Exposure therapy can sound counterintuitive because it means bringing on your obsessions to overcome them. The problem is that when we try not to think about something, we think about it more. For example, what happens when you read, “Don’t think about a pink elephant?” Exposure therapy will show OCD that you are in control and desensitize you to your obsessions while also teaching you how to tolerate anxiety. ERP has also been shown to decrease anxiety and the frequency of intrusive thoughts over time. [2]

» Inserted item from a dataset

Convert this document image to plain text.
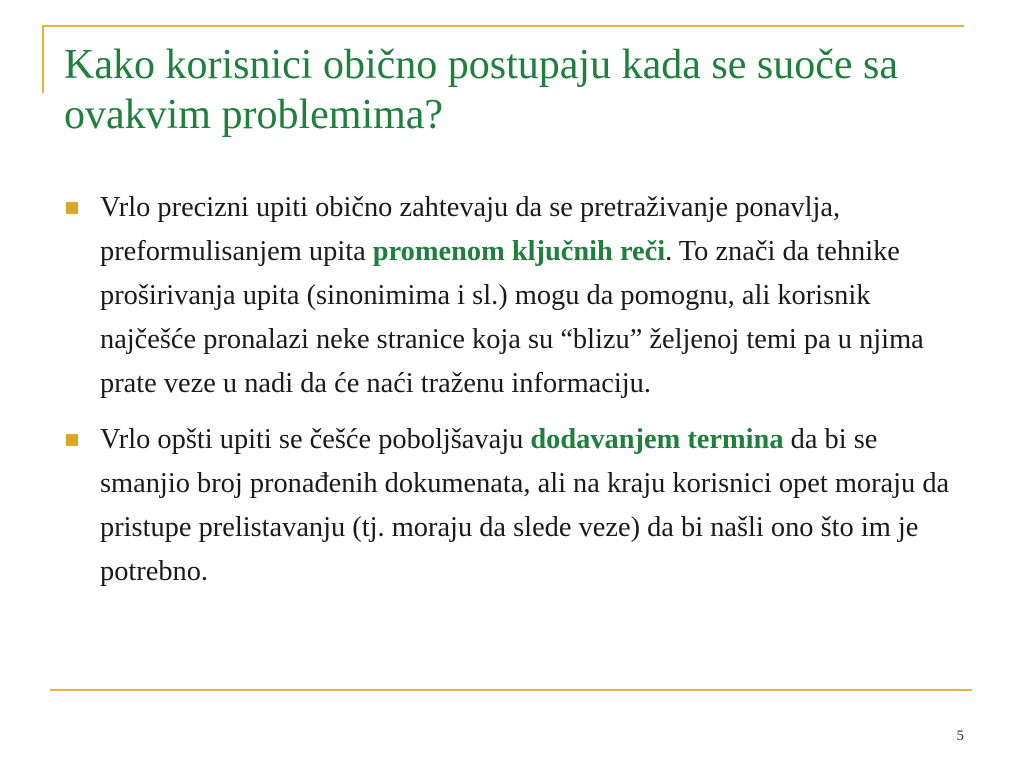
Kako korisnici obično postupaju kada se suoče sa ovakvim problemima?
Vrlo precizni upiti obično zahtevaju da se pretraživanje ponavlja, preformulisanjem upita promenom ključnih reči. To znači da tehnike proširivanja upita (sinonimima i sl.) mogu da pomognu, ali korisnik najčešće pronalazi neke stranice koja su “blizu” željenoj temi pa u njima prate veze u nadi da će naći traženu informaciju.
Vrlo opšti upiti se češće poboljšavaju dodavanjem termina da bi se smanjio broj pronađenih dokumenata, ali na kraju korisnici opet moraju da pristupe prelistavanju (tj. moraju da slede veze) da bi našli ono što im je potrebno.
5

The gold standard treatment for OCD is a combination of medication and Cognitive Behavioral Therapy (CBT), especially Exposure and Response Prevention (ERP). We often recommend that our clients consult a psychiatrist to see if medication can be useful. If so, we will work collaboratively with your psychiatrist to continuously assess your progress and treatment plan. Many of our clients find that the combination of medication and therapy is helpful, and some find therapy alone works great.

Treating OCD in children is a team effort. For childhood OCD treatment, we actively involve you, the parent, so you can learn how to respond to your child’s anxiety and OCD behaviors in the most helpful way for them. You know your child best, and we want to hear from you throughout their OCD treatment to ensure your child is making progress. Since we can’t be with your child round the clock, we will enlist your help with exposure exercises. And if you need more support, we offer individual therapy and parent coaching services as well.